How to detect the resistance of motor coil?
For a 1000W brushless DC motor, the stator resistance given by the manufacturer is 10-15 ohm. I directly use the bridge test to measure the three leads of the motor in pairs, which is only tens of milliohm. Is the method wrong?
I mean to test the stator resistance, that is, the DC resistance of the stator coil, not the insulation resistance. The manufacturer said that they tested it in the semi-finished product. Do I have to dismantle the motor to test it?

It is estimated that the motor will be disassembled and the test will be on time. You'd better contact the manufacturer!

The coil resistance of DC motor is very small, and the starting current is very large, which will produce adverse consequences.
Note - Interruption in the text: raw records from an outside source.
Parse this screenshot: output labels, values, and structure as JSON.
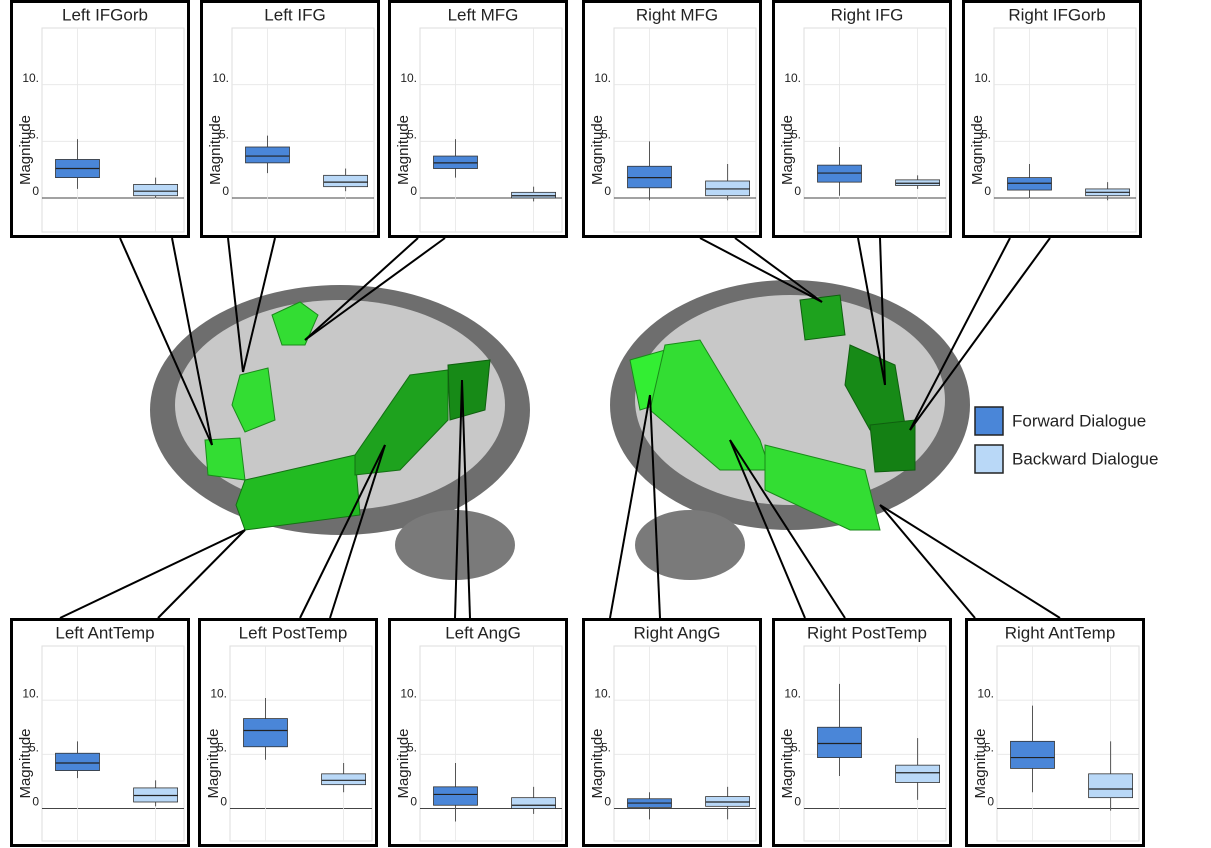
{
  "chart_data": [
    {
      "type": "box",
      "title": "Left IFGorb",
      "y_label": "Magnitude",
      "ylim": [
        -3,
        15
      ],
      "yticks": [
        0,
        {
          "value": 5,
          "label": "5."
        },
        {
          "value": 10,
          "label": "10."
        }
      ],
      "boxes": [
        {
          "color": "#4a86d8",
          "low": 0.8,
          "q1": 1.8,
          "median": 2.6,
          "q3": 3.4,
          "high": 5.2
        },
        {
          "color": "#b9d8f7",
          "low": 0,
          "q1": 0.2,
          "median": 0.6,
          "q3": 1.2,
          "high": 1.8
        }
      ]
    },
    {
      "type": "box",
      "title": "Left IFG",
      "y_label": "Magnitude",
      "ylim": [
        -3,
        15
      ],
      "yticks": [
        0,
        {
          "value": 5,
          "label": "5."
        },
        {
          "value": 10,
          "label": "10."
        }
      ],
      "boxes": [
        {
          "color": "#4a86d8",
          "low": 2.2,
          "q1": 3.1,
          "median": 3.7,
          "q3": 4.5,
          "high": 5.5
        },
        {
          "color": "#b9d8f7",
          "low": 0.6,
          "q1": 1.0,
          "median": 1.4,
          "q3": 2.0,
          "high": 2.6
        }
      ]
    },
    {
      "type": "box",
      "title": "Left MFG",
      "y_label": "Magnitude",
      "ylim": [
        -3,
        15
      ],
      "yticks": [
        0,
        {
          "value": 5,
          "label": "5."
        },
        {
          "value": 10,
          "label": "10."
        }
      ],
      "boxes": [
        {
          "color": "#4a86d8",
          "low": 1.8,
          "q1": 2.6,
          "median": 3.1,
          "q3": 3.7,
          "high": 5.2
        },
        {
          "color": "#b9d8f7",
          "low": -0.3,
          "q1": 0,
          "median": 0.2,
          "q3": 0.5,
          "high": 1.0
        }
      ]
    },
    {
      "type": "box",
      "title": "Right MFG",
      "y_label": "Magnitude",
      "ylim": [
        -3,
        15
      ],
      "yticks": [
        0,
        {
          "value": 5,
          "label": "5."
        },
        {
          "value": 10,
          "label": "10."
        }
      ],
      "boxes": [
        {
          "color": "#4a86d8",
          "low": -0.2,
          "q1": 0.9,
          "median": 1.8,
          "q3": 2.8,
          "high": 5.0
        },
        {
          "color": "#b9d8f7",
          "low": -0.2,
          "q1": 0.2,
          "median": 0.8,
          "q3": 1.5,
          "high": 3.0
        }
      ]
    },
    {
      "type": "box",
      "title": "Right IFG",
      "y_label": "Magnitude",
      "ylim": [
        -3,
        15
      ],
      "yticks": [
        0,
        {
          "value": 5,
          "label": "5."
        },
        {
          "value": 10,
          "label": "10."
        }
      ],
      "boxes": [
        {
          "color": "#4a86d8",
          "low": 0.2,
          "q1": 1.4,
          "median": 2.2,
          "q3": 2.9,
          "high": 4.5
        },
        {
          "color": "#b9d8f7",
          "low": 0.8,
          "q1": 1.1,
          "median": 1.3,
          "q3": 1.6,
          "high": 2.0
        }
      ]
    },
    {
      "type": "box",
      "title": "Right IFGorb",
      "y_label": "Magnitude",
      "ylim": [
        -3,
        15
      ],
      "yticks": [
        0,
        {
          "value": 5,
          "label": "5."
        },
        {
          "value": 10,
          "label": "10."
        }
      ],
      "boxes": [
        {
          "color": "#4a86d8",
          "low": 0,
          "q1": 0.7,
          "median": 1.3,
          "q3": 1.8,
          "high": 3.0
        },
        {
          "color": "#b9d8f7",
          "low": -0.2,
          "q1": 0.2,
          "median": 0.5,
          "q3": 0.8,
          "high": 1.4
        }
      ]
    },
    {
      "type": "box",
      "title": "Left AntTemp",
      "y_label": "Magnitude",
      "ylim": [
        -3,
        15
      ],
      "yticks": [
        0,
        {
          "value": 5,
          "label": "5."
        },
        {
          "value": 10,
          "label": "10."
        }
      ],
      "boxes": [
        {
          "color": "#4a86d8",
          "low": 2.8,
          "q1": 3.5,
          "median": 4.2,
          "q3": 5.1,
          "high": 6.2
        },
        {
          "color": "#b9d8f7",
          "low": 0.2,
          "q1": 0.6,
          "median": 1.2,
          "q3": 1.9,
          "high": 2.6
        }
      ]
    },
    {
      "type": "box",
      "title": "Left PostTemp",
      "y_label": "Magnitude",
      "ylim": [
        -3,
        15
      ],
      "yticks": [
        0,
        {
          "value": 5,
          "label": "5."
        },
        {
          "value": 10,
          "label": "10."
        }
      ],
      "boxes": [
        {
          "color": "#4a86d8",
          "low": 4.5,
          "q1": 5.7,
          "median": 7.2,
          "q3": 8.3,
          "high": 10.2
        },
        {
          "color": "#b9d8f7",
          "low": 1.5,
          "q1": 2.2,
          "median": 2.6,
          "q3": 3.2,
          "high": 4.2
        }
      ]
    },
    {
      "type": "box",
      "title": "Left AngG",
      "y_label": "Magnitude",
      "ylim": [
        -3,
        15
      ],
      "yticks": [
        0,
        {
          "value": 5,
          "label": "5."
        },
        {
          "value": 10,
          "label": "10."
        }
      ],
      "boxes": [
        {
          "color": "#4a86d8",
          "low": -1.2,
          "q1": 0.3,
          "median": 1.3,
          "q3": 2.0,
          "high": 4.2
        },
        {
          "color": "#b9d8f7",
          "low": -0.5,
          "q1": 0,
          "median": 0.3,
          "q3": 1.0,
          "high": 2.0
        }
      ]
    },
    {
      "type": "box",
      "title": "Right AngG",
      "y_label": "Magnitude",
      "ylim": [
        -3,
        15
      ],
      "yticks": [
        0,
        {
          "value": 5,
          "label": "5."
        },
        {
          "value": 10,
          "label": "10."
        }
      ],
      "boxes": [
        {
          "color": "#4a86d8",
          "low": -1,
          "q1": 0.1,
          "median": 0.5,
          "q3": 0.9,
          "high": 1.5
        },
        {
          "color": "#b9d8f7",
          "low": -1,
          "q1": 0.2,
          "median": 0.6,
          "q3": 1.1,
          "high": 2.0
        }
      ]
    },
    {
      "type": "box",
      "title": "Right PostTemp",
      "y_label": "Magnitude",
      "ylim": [
        -3,
        15
      ],
      "yticks": [
        0,
        {
          "value": 5,
          "label": "5."
        },
        {
          "value": 10,
          "label": "10."
        }
      ],
      "boxes": [
        {
          "color": "#4a86d8",
          "low": 3,
          "q1": 4.7,
          "median": 6.0,
          "q3": 7.5,
          "high": 11.5
        },
        {
          "color": "#b9d8f7",
          "low": 0.8,
          "q1": 2.4,
          "median": 3.3,
          "q3": 4.0,
          "high": 6.5
        }
      ]
    },
    {
      "type": "box",
      "title": "Right AntTemp",
      "y_label": "Magnitude",
      "ylim": [
        -3,
        15
      ],
      "yticks": [
        0,
        {
          "value": 5,
          "label": "5."
        },
        {
          "value": 10,
          "label": "10."
        }
      ],
      "boxes": [
        {
          "color": "#4a86d8",
          "low": 1.5,
          "q1": 3.7,
          "median": 4.7,
          "q3": 6.2,
          "high": 9.5
        },
        {
          "color": "#b9d8f7",
          "low": -0.2,
          "q1": 1.0,
          "median": 1.8,
          "q3": 3.2,
          "high": 6.2
        }
      ]
    }
  ],
  "legend": {
    "items": [
      {
        "name": "Forward Dialogue",
        "color": "#4a86d8"
      },
      {
        "name": "Backward Dialogue",
        "color": "#b9d8f7"
      }
    ]
  }
}
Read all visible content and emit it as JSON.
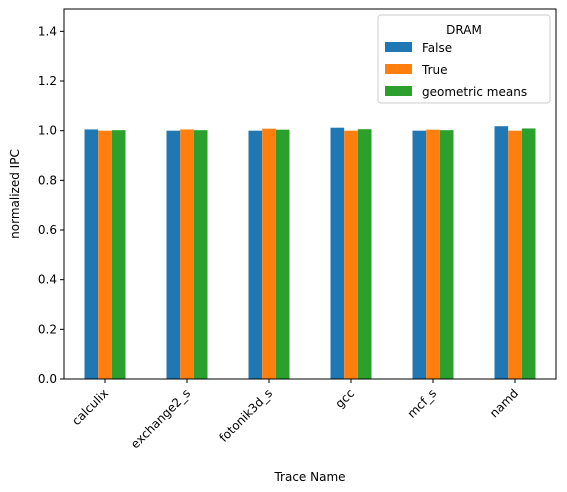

In order to reduce the starting current, it is necessary to connect a starting resistance R in series, and then gradually reduce R after the motor starts. If the power supply voltage is 220 V and the coil resistance of the motor is 2.0 Ω, then, (1) how much is the starting current when the starting resistance is not connected in series? (2) how much should R be in order to reduce the starting current to 20 a?

（1）I1=U/r=220/2=110A
（2）I2=U/(R+r)
R+r=U/I2=220/20=11Ω
So r = 11-r = 9 Ω

A small bulb marked with "2.5V & nbsp; & nbsp; 0.5W" must be connected in series with a large resistor in order to connect it to a 6V power supply for normal lighting?